El volumen operado en el mercado de cambios creció 16% a US$213 millones.
El BCRA ajusta más el cepo de la mano de la AFIP
La AFIP, organismo que dirige la expresidenta del BCRA, Mercedes Marcó del Pont, le dio una mano enorme al actual presidente Miguel Pesce para transitar febrero y marzo hasta que la cosecha gruesa entregue divisas.
Cuenta el diario La Nación:
A partir del 26 de enero, muchos importadores comenzaron a notar que su Capacidad Económica Financiera (CEF) –una especie de perfil individual de gestión de riesgo que se actualiza mensualmente con un cupo (un importe determinado) en base a una oscura fórmula de la AFIP– acotaba considerablemente el margen de acción para operaciones económicos. Esa vara –determinante para poder acceder a una SIMI (un permiso de importación)– se convertía en un nuevo obstáculo para conseguir dólares a la cotización oficial.
El Gobierno admitió a dicho medio que, observando la escasez de reservas, "el Banco Central (BCRA), la AFIP y el ministerio de Desarrollo Productivo comenzaron un trabajo en conjunto en diciembre pasado. Con un fin de año de alto volumen de compras al exterior, peinaron a los importadores considerados dudosos. Se hizo una lista en la entidad monetaria, que pasó por Desarrollo Productivo. La cartera que dirige Matías Kulfas debía velar por que no hubiera un impacto en el sector productivo. Luego llegó a la AFIP. El sistema fue modificado. El CEF pasó entonces a reflejar la solvencia y liquidez de las empresas cada 30 días a mostrar su consistencia en el tiempo.

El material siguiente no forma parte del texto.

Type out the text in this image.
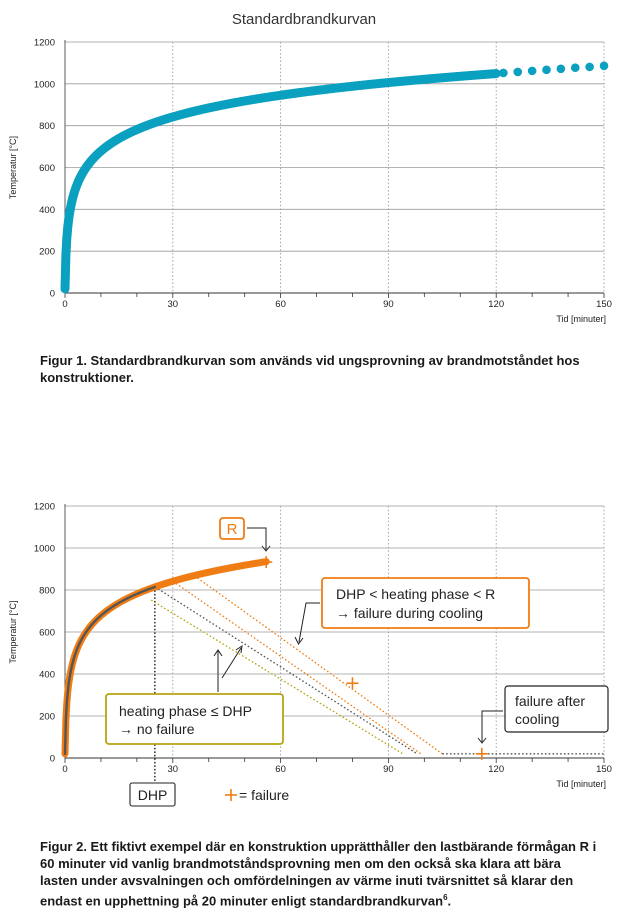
Standardbrandkurvan
0
200
400
600
800
1000
1200
0	30	60	90	120	150
Tid [minuter]
Temperatur [°C]
0
200
400
600
800
1000
1200
0	30	60	90	120	150
Tid [minuter]
Temperatur [°C]
R
DHP < heating phase < R
→ failure during cooling
failure after
cooling
heating phase ≤ DHP
→ no failure
DHP	= failure
Figur 1. Standardbrandkurvan som används vid ungsprovning av brandmotståndet hos konstruktioner.
Figur 2. Ett fiktivt exempel där en konstruktion upprätthåller den lastbärande förmågan R i 60 minuter vid vanlig brandmotståndsprovning men om den också ska klara att bära lasten under avsvalningen och omfördelningen av värme inuti tvärsnittet så klarar den endast en upphettning på 20 minuter enligt standardbrandkurvan$^6$.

La fórmula usada por la entidad sigue siendo es un secreto".
El economista Miguel Kiguel dijo que "Argentina, para funcionar normalmente sin cepo necesita reservas internacionales del orden de los 35.000 millones de dólares, con lo cual puede llevar más de cinco años llegar a esos niveles".
"El partido por ahora es tratar de acumular 5.000 millones de dólares este año. El gobierno parece apostar a los dólares de la soja, que pueden dar un alivio, pero difícilmente alcancen. El FMI parece estar dispuesto a darle al gobierno una oportunidad de seguir sin un salto cambiario, aunque desconfía y seguirá los números de cerca. Es un partido de final abierto, aunque con mucha presión, porque sin dólares no hay paraíso", cerró.